Este novedoso estudio, en el que se utilizó un modelo matemático, expuso cómo la percepción distorsionada del esfuerzo invertido en alcanzar metas puede desencadenar un ciclo de expectativas desajustadas y agotamiento.

Impacto negativo en las personas. La presión por aparentar éxito sin esfuerzo genera:  1. Subestimación de las dificultades por parte de los demás. 2. Inversión excesiva de tiempo y recursos en múltiples actividades. 3. Agotamiento físico y mental.

Las personas imitan conductas basadas en observaciones incompletas o distorsionadas de sus pares. Esto perpetúa expectativas desajustadas sobre la dificultad de las tareas y el éxito.

Las redes sociales amplifican la percepción de éxito sin esfuerzo al mostrar solo los aspectos positivos y ocultar fracasos y sacrificios. Las instituciones también refuerzan esta narrativa a través de relaciones públicas y comunicación, advierte el informe.
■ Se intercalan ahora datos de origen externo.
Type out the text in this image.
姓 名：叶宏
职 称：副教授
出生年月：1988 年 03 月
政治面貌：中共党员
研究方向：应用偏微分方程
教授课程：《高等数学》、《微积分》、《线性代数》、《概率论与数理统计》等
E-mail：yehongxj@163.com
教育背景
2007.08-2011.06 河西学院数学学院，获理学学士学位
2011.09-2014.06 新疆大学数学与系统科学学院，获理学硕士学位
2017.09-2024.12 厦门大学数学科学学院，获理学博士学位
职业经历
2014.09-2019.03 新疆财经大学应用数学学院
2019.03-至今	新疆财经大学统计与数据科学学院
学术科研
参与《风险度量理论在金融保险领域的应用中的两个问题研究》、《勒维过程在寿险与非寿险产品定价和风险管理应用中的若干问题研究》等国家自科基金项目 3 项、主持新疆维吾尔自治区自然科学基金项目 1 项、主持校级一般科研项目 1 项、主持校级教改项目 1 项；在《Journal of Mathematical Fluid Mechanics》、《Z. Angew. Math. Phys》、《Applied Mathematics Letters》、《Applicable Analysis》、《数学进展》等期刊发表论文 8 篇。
Este síndrome también afecta a trabajadores, quienes sienten la necesidad de aparentar éxito continuo sin demostrar las dificultades inherentes a sus responsabilidades.

Propuestas de solución de los especialistas:   Transparencia en los esfuerzos y desafíos: difundir historias completas de éxito, que incluyan obstáculos superados. Currículums alternativos: incorporar no solo logros, sino también fracasos y lecciones aprendidas en el proceso. Cambio cultural a largo plazo: requiere una transformación en las dinámicas sociales y organizacionales que privilegian el éxito sin contexto.